The third time I e.g. pull open the door whose screen is full of Coke products but the actual cold shelving behind is full of Pepsi, I won’t be happy, Coke won’t be happy, Pepsi won’t be happy, and the 3 of us will make that store & their HQ really, really miserable.
Some ticky tocky videos of the screens here. One video shows a door with an error message where you aren’t supposed to open the door because the TV isn’t working. The person opens the door anyway and food is in the freezer.
At first I thought, well, maybe that saves energy because people are not opening and closing the cooler doors as much. Umm… no. If you can see it, open the door and get it. This is a waste of energy for sure. It does create pointless useless jobs though.
Around here the only stations that did that were Esso, the Canadian version of Exxon. It was indeed annoying and they must have gotten a lot of complaints, because the practice was discontinued.
The few stations around here w advertising screens on their gas pumps seem to be letting them die of attrition. Any that have their face to the Sun all afternoon are fried; the audio is as infuriating as ever but the video is all but invisible. Which is an improvement.

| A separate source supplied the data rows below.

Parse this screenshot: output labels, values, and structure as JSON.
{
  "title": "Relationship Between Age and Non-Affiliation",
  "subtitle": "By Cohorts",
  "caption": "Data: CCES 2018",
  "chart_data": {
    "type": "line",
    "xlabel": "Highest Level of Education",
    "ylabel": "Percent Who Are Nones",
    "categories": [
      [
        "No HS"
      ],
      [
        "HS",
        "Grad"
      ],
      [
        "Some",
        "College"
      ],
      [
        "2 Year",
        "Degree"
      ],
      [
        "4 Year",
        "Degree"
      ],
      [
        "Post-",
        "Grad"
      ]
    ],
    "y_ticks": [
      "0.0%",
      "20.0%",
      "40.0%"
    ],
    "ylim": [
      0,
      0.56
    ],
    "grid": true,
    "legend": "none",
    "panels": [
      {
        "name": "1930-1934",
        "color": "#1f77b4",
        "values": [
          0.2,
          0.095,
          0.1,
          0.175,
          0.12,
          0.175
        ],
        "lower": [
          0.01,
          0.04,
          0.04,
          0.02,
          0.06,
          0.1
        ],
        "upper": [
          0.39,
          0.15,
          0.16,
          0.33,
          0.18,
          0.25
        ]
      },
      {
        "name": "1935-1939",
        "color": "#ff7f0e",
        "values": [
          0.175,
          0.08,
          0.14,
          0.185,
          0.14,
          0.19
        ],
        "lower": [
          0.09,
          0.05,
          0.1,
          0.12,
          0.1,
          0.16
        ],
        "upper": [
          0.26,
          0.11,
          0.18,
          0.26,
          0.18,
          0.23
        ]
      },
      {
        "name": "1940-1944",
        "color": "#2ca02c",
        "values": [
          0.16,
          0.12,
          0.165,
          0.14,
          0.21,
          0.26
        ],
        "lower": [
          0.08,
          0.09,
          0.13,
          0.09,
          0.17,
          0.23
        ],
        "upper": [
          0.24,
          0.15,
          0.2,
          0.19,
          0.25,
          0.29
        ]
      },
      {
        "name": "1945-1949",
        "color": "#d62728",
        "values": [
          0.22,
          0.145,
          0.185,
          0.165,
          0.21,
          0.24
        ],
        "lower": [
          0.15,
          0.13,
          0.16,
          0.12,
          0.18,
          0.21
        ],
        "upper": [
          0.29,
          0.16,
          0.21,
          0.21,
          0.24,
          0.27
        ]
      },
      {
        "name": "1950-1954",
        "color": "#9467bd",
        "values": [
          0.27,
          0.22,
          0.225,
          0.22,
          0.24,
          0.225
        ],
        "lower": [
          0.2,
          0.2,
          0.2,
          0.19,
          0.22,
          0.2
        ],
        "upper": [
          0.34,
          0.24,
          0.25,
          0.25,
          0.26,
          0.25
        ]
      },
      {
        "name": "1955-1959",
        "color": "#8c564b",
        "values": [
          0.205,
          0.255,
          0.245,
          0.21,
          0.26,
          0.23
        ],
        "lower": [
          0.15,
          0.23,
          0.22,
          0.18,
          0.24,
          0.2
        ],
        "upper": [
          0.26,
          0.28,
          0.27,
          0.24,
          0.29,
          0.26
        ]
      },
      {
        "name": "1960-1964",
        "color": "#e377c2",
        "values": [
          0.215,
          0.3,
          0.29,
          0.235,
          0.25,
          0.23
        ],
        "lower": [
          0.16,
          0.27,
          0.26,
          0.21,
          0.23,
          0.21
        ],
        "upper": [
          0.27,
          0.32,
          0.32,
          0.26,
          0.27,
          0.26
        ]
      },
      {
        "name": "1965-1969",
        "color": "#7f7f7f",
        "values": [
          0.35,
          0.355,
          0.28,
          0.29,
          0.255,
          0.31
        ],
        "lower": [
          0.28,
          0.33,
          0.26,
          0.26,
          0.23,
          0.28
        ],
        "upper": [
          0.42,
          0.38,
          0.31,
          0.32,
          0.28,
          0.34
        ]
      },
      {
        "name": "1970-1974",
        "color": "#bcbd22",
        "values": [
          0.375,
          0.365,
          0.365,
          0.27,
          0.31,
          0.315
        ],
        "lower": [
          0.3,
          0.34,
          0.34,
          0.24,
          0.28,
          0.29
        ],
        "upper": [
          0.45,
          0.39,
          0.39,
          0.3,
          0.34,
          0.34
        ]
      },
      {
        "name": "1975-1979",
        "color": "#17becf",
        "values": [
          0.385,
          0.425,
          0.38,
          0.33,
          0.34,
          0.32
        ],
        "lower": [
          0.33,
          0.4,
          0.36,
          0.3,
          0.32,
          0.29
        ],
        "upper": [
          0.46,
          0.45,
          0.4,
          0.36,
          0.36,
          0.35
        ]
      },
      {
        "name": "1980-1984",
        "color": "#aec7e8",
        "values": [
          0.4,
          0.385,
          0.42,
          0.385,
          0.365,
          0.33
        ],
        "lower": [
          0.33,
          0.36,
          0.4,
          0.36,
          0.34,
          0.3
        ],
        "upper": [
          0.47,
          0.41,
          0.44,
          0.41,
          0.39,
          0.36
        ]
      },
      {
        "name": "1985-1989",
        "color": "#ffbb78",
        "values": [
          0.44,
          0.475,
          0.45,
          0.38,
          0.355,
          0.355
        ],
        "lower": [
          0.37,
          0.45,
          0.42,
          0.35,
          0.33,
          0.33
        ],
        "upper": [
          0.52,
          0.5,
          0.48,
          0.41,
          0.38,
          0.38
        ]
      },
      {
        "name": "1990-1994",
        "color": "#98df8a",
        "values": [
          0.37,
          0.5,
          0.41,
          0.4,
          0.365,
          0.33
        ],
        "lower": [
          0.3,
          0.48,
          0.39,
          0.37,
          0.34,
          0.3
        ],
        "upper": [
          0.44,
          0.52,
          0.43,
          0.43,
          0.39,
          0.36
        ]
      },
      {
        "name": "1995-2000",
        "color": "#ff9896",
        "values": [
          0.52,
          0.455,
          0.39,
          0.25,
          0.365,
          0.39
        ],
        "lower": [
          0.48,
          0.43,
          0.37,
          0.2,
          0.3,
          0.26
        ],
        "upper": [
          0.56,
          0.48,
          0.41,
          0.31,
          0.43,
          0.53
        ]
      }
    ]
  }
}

Because video displays are sometimes annoying – oh, and this video display of an annoying video display…well, I guess that makes its point, eh? Annoying!
Yeah, I agree with the OP: Just let me know the price, will ya? I don’t need or want to be enthralled, I just wanna get my garbage, pay for it, and leave.
–G!
It actually looks pretty neat, except right at the beginning, where no prices are displayed. The animations to look pretty are nice, and I don’t even mind the presence of ads for other products (the same product?) on the parts of the display that aren’t busy showing me the price, but if the functionality of ‘see the price of the product on the shelf above’ isn’t present at any time, then we have a problem.
I’d argue if it isn’t present 100% of the time, that can only be from an intent to defraud the customer. Not interested one little bit in starting down that road.